Sugar is pretty much the worst food we can eat. On top of that, it is addictive and extremely prevalent. We are hardwired to crave sweet foods for the quick energy they provide, but this is a throwback to ancient times when sweets were very rare. Now, nearly every breakroom in this country has sugary temptations on a regular basis. Not to mention the entire grocery store aisles dedicated to cookies and sodas. With all of this abundance of sweets, the average American ends up eating 22 teaspoons of sugar daily, which represents 355 calories.
How is sugar bad for us? In addition to the obvious concerns like diabetes, sugar consumption can throw off our cholesterol. People who eat more sugar have higher triglycerides and lower HDL cholesterol, the good cholesterol. Eating sweets can dramatically affect our dental health and may suppress our immune system. Some researchers are also linking excess sugar consumption with dementia, describing dementia as diabetes of the brain. Finally, sugar can feed harmful bacteria and yeast, such as candida, in our digestive tracts. This imbalance of gut bacteria can have tremendous negative consequences on our health including reduced ability to get rid of toxins.
So how do we fight the sugar monster? First, I try to figure out if there are any health issues contributing to sugar cravings. These can be things like insomnia, hormone changes, unstable blood sugar, stress, and brain chemistry imbalance. In addition if we have harmful bacteria and yeast overgrowing in our gut, they can release compounds to make us crave their favorite food: sugar.
As well as addressing any of these areas that might be an issue for you, come up with some strategies to help banish the sugar fiend. First, don’t keep sweets in your house or keep them in the garage or somewhere else where they are out of sight, out of mind. I have found it helpful to try to go cold turkey with sugar. The more I avoid it, the less I want it. Of course, I still crave sugar sometimes, often after a meal. Sometimes, brushing my teeth does the trick or I will tell myself wait 30 minutes. The craving will often pass in that time.

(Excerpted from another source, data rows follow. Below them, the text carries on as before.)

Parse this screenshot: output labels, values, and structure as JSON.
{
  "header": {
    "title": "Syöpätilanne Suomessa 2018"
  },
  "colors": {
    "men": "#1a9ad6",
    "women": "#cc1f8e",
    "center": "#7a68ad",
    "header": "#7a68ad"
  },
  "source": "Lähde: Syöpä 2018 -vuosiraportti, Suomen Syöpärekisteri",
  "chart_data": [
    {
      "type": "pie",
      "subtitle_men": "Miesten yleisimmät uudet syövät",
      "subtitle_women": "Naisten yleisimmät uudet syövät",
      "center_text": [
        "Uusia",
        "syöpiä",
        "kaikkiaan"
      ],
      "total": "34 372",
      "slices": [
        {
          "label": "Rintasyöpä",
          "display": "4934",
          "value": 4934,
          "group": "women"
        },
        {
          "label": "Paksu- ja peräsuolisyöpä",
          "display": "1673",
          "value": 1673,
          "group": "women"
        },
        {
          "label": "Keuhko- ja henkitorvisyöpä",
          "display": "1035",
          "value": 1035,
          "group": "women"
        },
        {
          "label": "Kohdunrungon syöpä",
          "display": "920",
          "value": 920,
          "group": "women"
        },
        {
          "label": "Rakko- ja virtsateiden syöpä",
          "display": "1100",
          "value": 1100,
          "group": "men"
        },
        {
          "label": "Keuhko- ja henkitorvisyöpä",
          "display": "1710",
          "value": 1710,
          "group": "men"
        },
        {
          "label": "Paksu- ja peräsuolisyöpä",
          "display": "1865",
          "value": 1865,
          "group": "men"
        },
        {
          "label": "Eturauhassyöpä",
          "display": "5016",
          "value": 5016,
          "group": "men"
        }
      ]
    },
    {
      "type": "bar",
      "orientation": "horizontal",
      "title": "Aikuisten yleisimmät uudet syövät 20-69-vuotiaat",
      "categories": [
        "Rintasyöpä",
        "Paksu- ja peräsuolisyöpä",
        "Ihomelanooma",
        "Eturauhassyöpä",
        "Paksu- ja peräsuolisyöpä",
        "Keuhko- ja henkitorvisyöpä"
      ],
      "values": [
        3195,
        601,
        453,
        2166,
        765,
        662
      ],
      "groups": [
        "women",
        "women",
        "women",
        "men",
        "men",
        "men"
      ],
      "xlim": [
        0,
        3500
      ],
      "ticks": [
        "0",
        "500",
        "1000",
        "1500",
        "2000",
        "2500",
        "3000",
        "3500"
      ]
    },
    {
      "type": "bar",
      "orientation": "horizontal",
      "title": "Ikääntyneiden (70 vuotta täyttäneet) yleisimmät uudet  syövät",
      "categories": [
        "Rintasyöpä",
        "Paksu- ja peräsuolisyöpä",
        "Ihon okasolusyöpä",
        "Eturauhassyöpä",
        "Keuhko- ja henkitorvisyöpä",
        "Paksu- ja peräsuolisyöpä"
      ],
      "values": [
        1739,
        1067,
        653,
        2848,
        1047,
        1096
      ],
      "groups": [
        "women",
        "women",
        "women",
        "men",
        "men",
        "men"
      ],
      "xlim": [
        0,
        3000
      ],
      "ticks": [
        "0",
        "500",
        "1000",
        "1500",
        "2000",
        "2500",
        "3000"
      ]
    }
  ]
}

If my sugar cravings persist, I will eat something else like fruit, in moderation. Or I have a small amount of a xylitol or stevia sweetened treat. But don’t choose artificial sweeteners like splenda and nutrasweet, as these cause other problems. Some people notice that a spoonful of coconut oil a few times a day significantly cuts their sugar craving. Others find that amino acids, such as glutamine or tryptophan, help them out, especially if they have mood issues. And if it is time to actually have some sugar, do it in style. Choose a high quality and lower sugar treat such as a part of a very dark chocolate bar.
I feel like I could go on and on about this topic since I tend to have a sweet tooth myself. But the simplest message I could share with you is start cutting back on sugar in any way you can. Small steps are better than no steps.